Identification of a small neuroprotective molecule
Based on this hypothesis, researchers from the Canadian Center for Addiction and Mental Health (CAMH) conducted preclinical studies on mice, targeting the brain system. glutamateglutamate. Indeed, there is a process (glutamate excitotoxicity) during which this neurotransmitterneurotransmitter leads to degeneration of neuronsneurons which would disrupt myelination. “ Thus, glutamate receptor antagonists preventing excitotoxicity have shown promise in animal models of MS, although blocking glutamate signaling prevents essential neuronal functions », underline the authors of the new study published in Science Advances.

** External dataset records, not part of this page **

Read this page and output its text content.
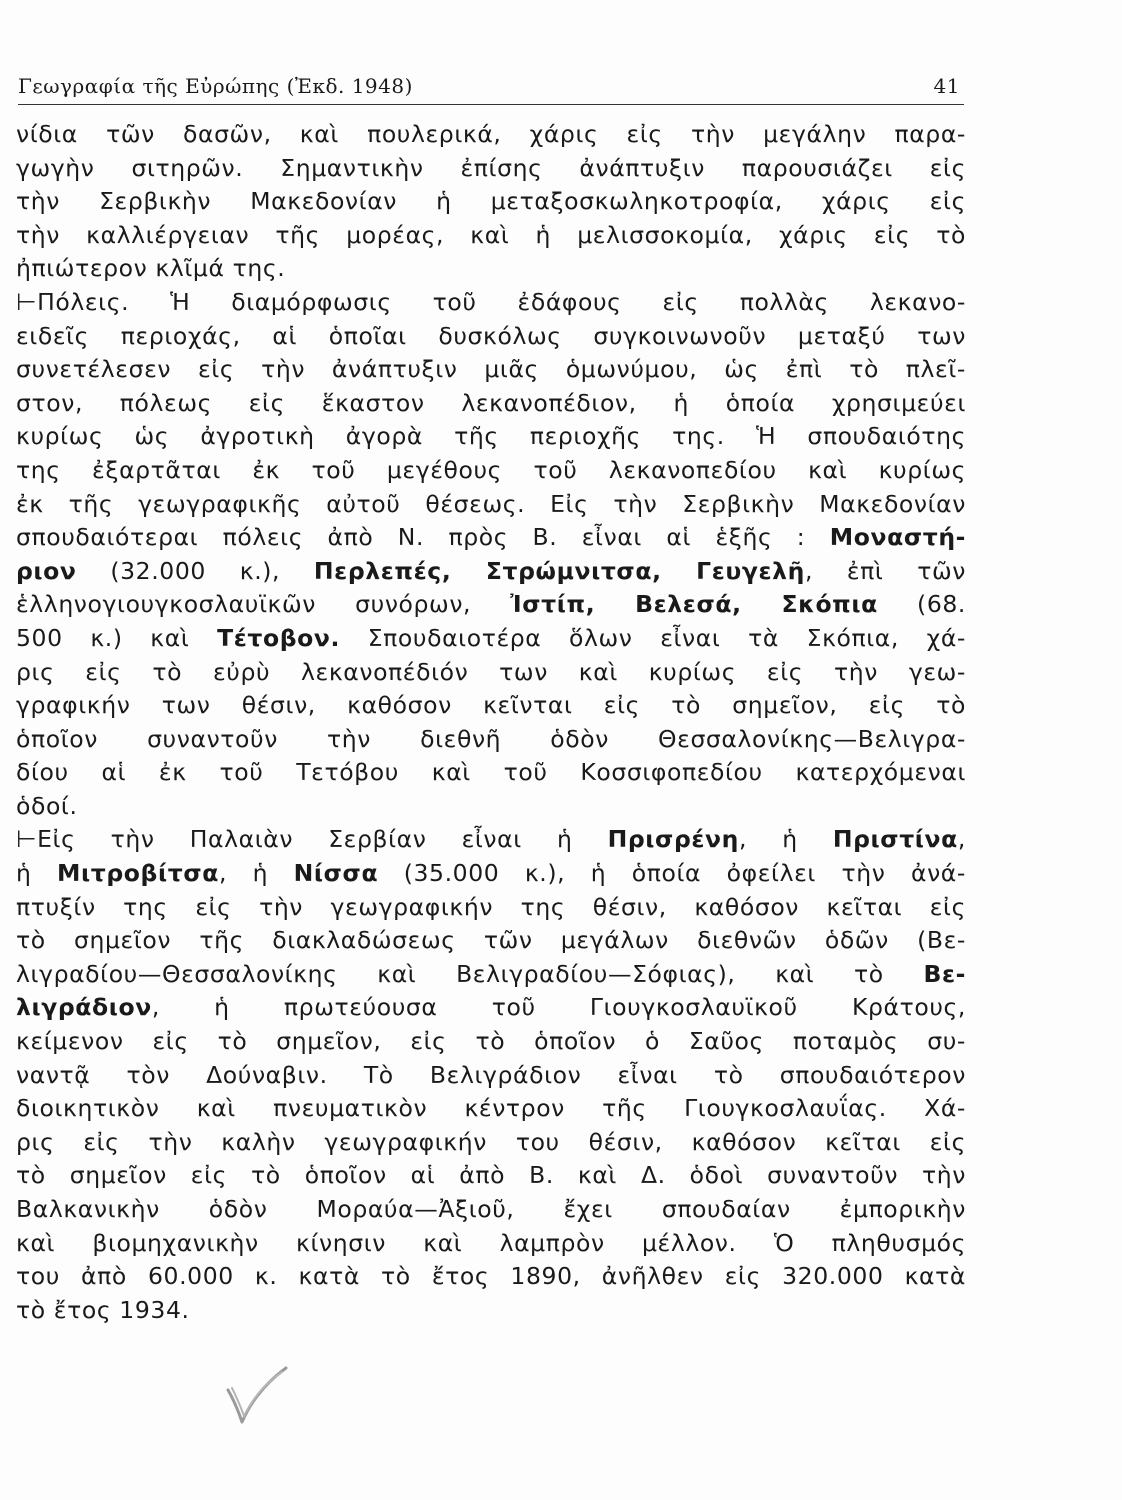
Γεωγραφία τῆς Εὐρώπης (Ἐκδ. 1948)	41
νίδια τῶν δασῶν, καὶ πουλερικά, χάρις εἰς τὴν μεγάλην παρα-
γωγὴν σιτηρῶν. Σημαντικὴν ἐπίσης ἀνάπτυξιν παρουσιάζει εἰς
τὴν Σερβικὴν Μακεδονίαν ἡ μεταξοσκωληκοτροφία, χάρις εἰς
τὴν καλλιέργειαν τῆς μορέας, καὶ ἡ μελισσοκομία, χάρις εἰς τὸ
ἠπιώτερον κλῖμά της.
⊢Πόλεις. Ἡ διαμόρφωσις τοῦ ἐδάφους εἰς πολλὰς λεκανο-
ειδεῖς περιοχάς, αἱ ὁποῖαι δυσκόλως συγκοινωνοῦν μεταξύ των
συνετέλεσεν εἰς τὴν ἀνάπτυξιν μιᾶς ὁμωνύμου, ὡς ἐπὶ τὸ πλεῖ-
στον, πόλεως εἰς ἕκαστον λεκανοπέδιον, ἡ ὁποία χρησιμεύει
κυρίως ὡς ἀγροτικὴ ἀγορὰ τῆς περιοχῆς της. Ἡ σπουδαιότης
της ἐξαρτᾶται ἐκ τοῦ μεγέθους τοῦ λεκανοπεδίου καὶ κυρίως
ἐκ τῆς γεωγραφικῆς αὐτοῦ θέσεως. Εἰς τὴν Σερβικὴν Μακεδονίαν
σπουδαιότεραι πόλεις ἀπὸ Ν. πρὸς Β. εἶναι αἱ ἑξῆς : Μοναστή-
ριον (32.000 κ.), Περλεπές, Στρώμνιτσα, Γευγελῆ, ἐπὶ τῶν
ἑλληνογιουγκοσλαυϊκῶν συνόρων, Ἰστίπ, Βελεσά, Σκόπια (68.
500 κ.) καὶ Τέτοβον. Σπουδαιοτέρα ὅλων εἶναι τὰ Σκόπια, χά-
ρις εἰς τὸ εὐρὺ λεκανοπέδιόν των καὶ κυρίως εἰς τὴν γεω-
γραφικήν των θέσιν, καθόσον κεῖνται εἰς τὸ σημεῖον, εἰς τὸ
ὁποῖον συναντοῦν τὴν διεθνῆ ὁδὸν Θεσσαλονίκης—Βελιγρα-
δίου αἱ ἐκ τοῦ Τετόβου καὶ τοῦ Κοσσιφοπεδίου κατερχόμεναι
ὁδοί.
⊢Εἰς τὴν Παλαιὰν Σερβίαν εἶναι ἡ Πρισρένη, ἡ Πριστίνα,
ἡ Μιτροβίτσα, ἡ Νίσσα (35.000 κ.), ἡ ὁποία ὀφείλει τὴν ἀνά-
πτυξίν της εἰς τὴν γεωγραφικήν της θέσιν, καθόσον κεῖται εἰς
τὸ σημεῖον τῆς διακλαδώσεως τῶν μεγάλων διεθνῶν ὁδῶν (Βε-
λιγραδίου—Θεσσαλονίκης καὶ Βελιγραδίου—Σόφιας), καὶ τὸ Βε-
λιγράδιον, ἡ πρωτεύουσα τοῦ Γιουγκοσλαυϊκοῦ Κράτους,
κείμενον εἰς τὸ σημεῖον, εἰς τὸ ὁποῖον ὁ Σαῦος ποταμὸς συ-
ναντᾷ τὸν Δούναβιν. Τὸ Βελιγράδιον εἶναι τὸ σπουδαιότερον
διοικητικὸν καὶ πνευματικὸν κέντρον τῆς Γιουγκοσλαυΐας. Χά-
ρις εἰς τὴν καλὴν γεωγραφικήν του θέσιν, καθόσον κεῖται εἰς
τὸ σημεῖον εἰς τὸ ὁποῖον αἱ ἀπὸ Β. καὶ Δ. ὁδοὶ συναντοῦν τὴν
Βαλκανικὴν ὁδὸν Μοραύα—Ἀξιοῦ, ἔχει σπουδαίαν ἐμπορικὴν
καὶ βιομηχανικὴν κίνησιν καὶ λαμπρὸν μέλλον. Ὁ πληθυσμός
του ἀπὸ 60.000 κ. κατὰ τὸ ἔτος 1890, ἀνῆλθεν εἰς 320.000 κατὰ
τὸ ἔτος 1934.
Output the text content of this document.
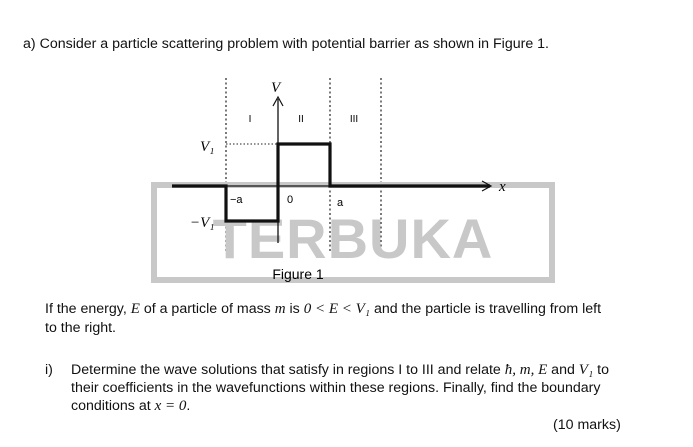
a) Consider a particle scattering problem with potential barrier as shown in Figure 1.
TERBUKA
x
V
I	II	III
V₁
−V₁
−a	0	a
Figure 1
If the energy, E of a particle of mass m is 0 < E < V₁ and the particle is travelling from left
to the right.
i) Determine the wave solutions that satisfy in regions I to III and relate ħ, m, E and V₁ to
their coefficients in the wavefunctions within these regions. Finally, find the boundary
conditions at x = 0.
(10 marks)
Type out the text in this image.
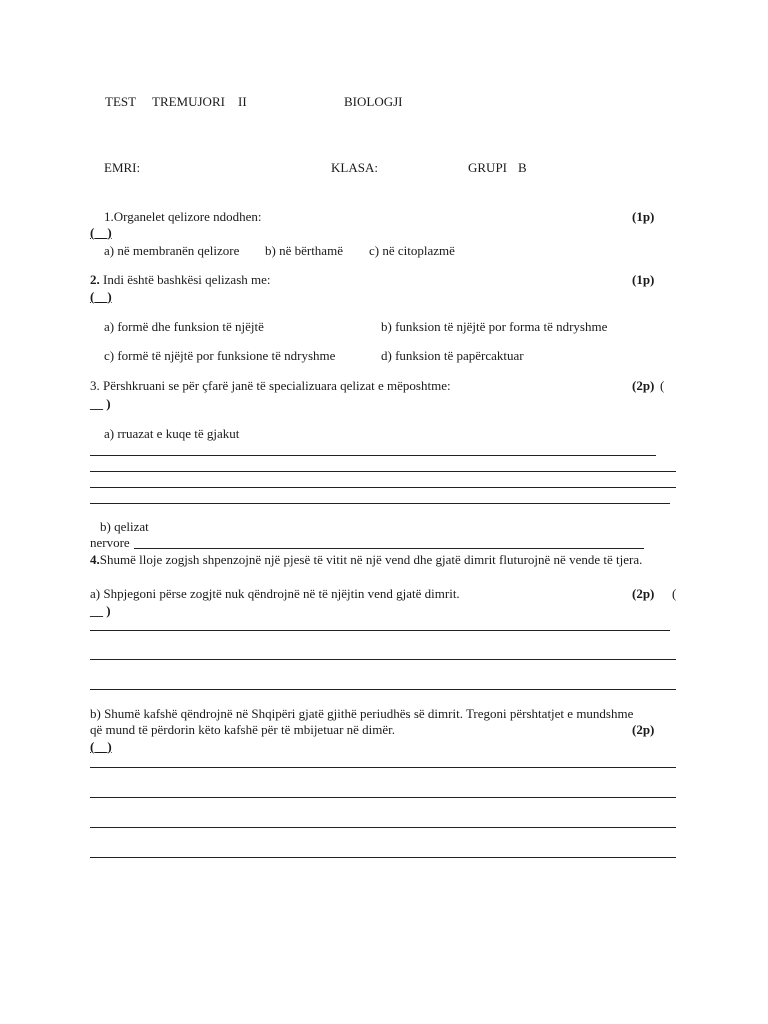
TEST TREMUJORI II	BIOLOGJI
EMRI:	KLASA:	GRUPI B
1.Organelet qelizore ndodhen:	(1p)
(__)
a) në membranën qelizore b) në bërthamë c) në citoplazmë
2. Indi është bashkësi qelizash me:	(1p)
(__)
a) formë dhe funksion të njëjtë	b) funksion të njëjtë por forma të ndryshme
c) formë të njëjtë por funksione të ndryshme	d) funksion të papërcaktuar
3. Përshkruani se për çfarë janë të specializuara qelizat e mëposhtme:	(2p) (
__ )
a) rruazat e kuqe të gjakut
b) qelizat
nervore
4.Shumë lloje zogjsh shpenzojnë një pjesë të vitit në një vend dhe gjatë dimrit fluturojnë në vende të tjera.
a) Shpjegoni përse zogjtë nuk qëndrojnë në të njëjtin vend gjatë dimrit.	(2p) (
__ )
b) Shumë kafshë qëndrojnë në Shqipëri gjatë gjithë periudhës së dimrit. Tregoni përshtatjet e mundshme
që mund të përdorin këto kafshë për të mbijetuar në dimër.	(2p)
(__)
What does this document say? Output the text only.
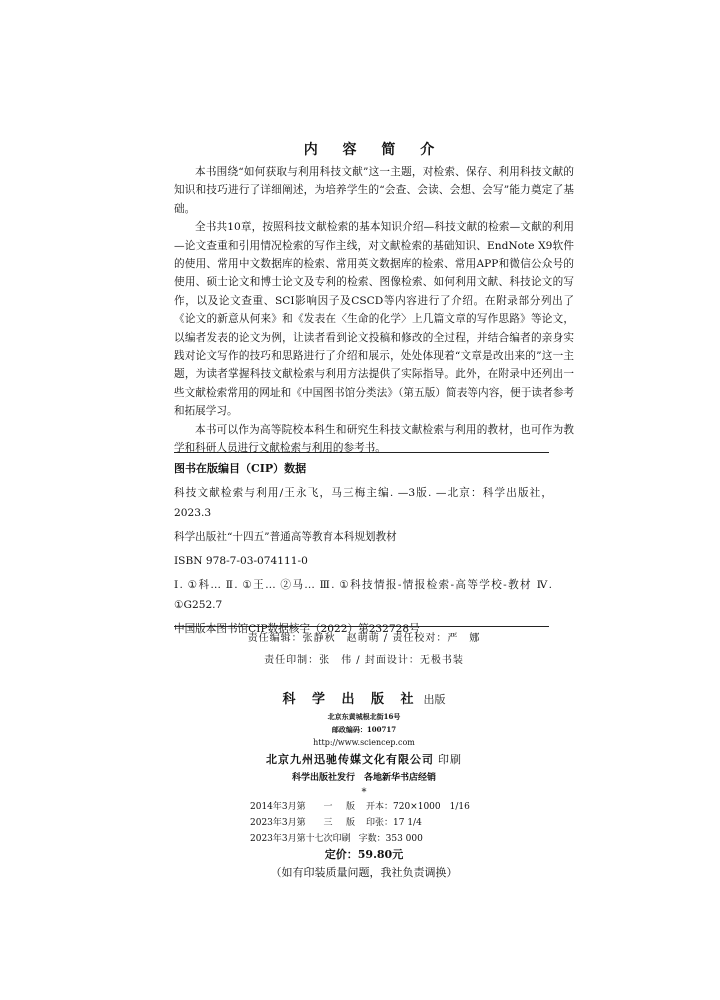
内 容 简 介

本书围绕“如何获取与利用科技文献”这一主题，对检索、保存、利用科技文献的知识和技巧进行了详细阐述，为培养学生的“会查、会读、会想、会写”能力奠定了基础。

全书共10章，按照科技文献检索的基本知识介绍—科技文献的检索—文献的利用—论文查重和引用情况检索的写作主线，对文献检索的基础知识、EndNote X9软件的使用、常用中文数据库的检索、常用英文数据库的检索、常用APP和微信公众号的使用、硕士论文和博士论文及专利的检索、图像检索、如何利用文献、科技论文的写作，以及论文查重、SCI影响因子及CSCD等内容进行了介绍。在附录部分列出了《论文的新意从何来》和《发表在〈生命的化学〉上几篇文章的写作思路》等论文，以编者发表的论文为例，让读者看到论文投稿和修改的全过程，并结合编者的亲身实践对论文写作的技巧和思路进行了介绍和展示，处处体现着“文章是改出来的”这一主题，为读者掌握科技文献检索与利用方法提供了实际指导。此外，在附录中还列出一些文献检索常用的网址和《中国图书馆分类法》（第五版）简表等内容，便于读者参考和拓展学习。

本书可以作为高等院校本科生和研究生科技文献检索与利用的教材，也可作为教学和科研人员进行文献检索与利用的参考书。

图书在版编目（CIP）数据
科技文献检索与利用/王永飞，马三梅主编. —3版. —北京：科学出版社，2023.3
科学出版社“十四五”普通高等教育本科规划教材
ISBN 978-7-03-074111-0
Ⅰ. ①科… Ⅱ. ①王… ②马… Ⅲ. ①科技情报-情报检索-高等学校-教材 Ⅳ. ①G252.7
中国版本图书馆CIP数据核字（2022）第232728号
责任编辑：张静秋　赵萌萌 / 责任校对：严　娜
责任印制：张　伟 / 封面设计：无极书装
科 学 出 版 社 出版
北京东黄城根北街16号
邮政编码：100717
http://www.sciencep.com
北京九州迅驰传媒文化有限公司 印刷
科学出版社发行　各地新华书店经销
*
2014年3月第 一 版 开本：720×1000　1/16
2023年3月第 三 版 印张：17 1/4
2023年3月第十七次印刷 字数：353 000
定价：59.80元
（如有印装质量问题，我社负责调换）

First, the researchers identified a subunitsubunit of the AMPA receptor — to which glutamate binds — particularly involved in the loss of neurons and myelination. Then, they analyzed a series of moleculesmolecules likely to inhibit the subunit in question to leave only one small molecule. The lucky one contributes to the neuroprotection of cells and has been shown to be effective in treating nerve damage and symptoms.
Towards clinical use?
“ Our compound had a stunning effect on saving the myelinmyelin and motor function in laboratory models, and I hope these effects will translate to the clinic to complement current treatments and bring new hope to MS patients said Dr. Fang Liu, researcher at CAMH. The compound could prove useful as an alternative or complementary treatment to therapiestherapies existing, believes the researcher. “ As with cancer chemotherapy drug cocktails, simultaneous targeting of pathways pathologicalpathological of MS at several points can have synergistic effects and achieve better results. »
This first preclinical phase provided evidence of the effectiveness and tolerability of the small molecule on mouse modelsmouse models. The next steps in drug development will include further preclinical research, including the safety and stability of the compound. Perhaps next will come clinical testsclinical tests on Man.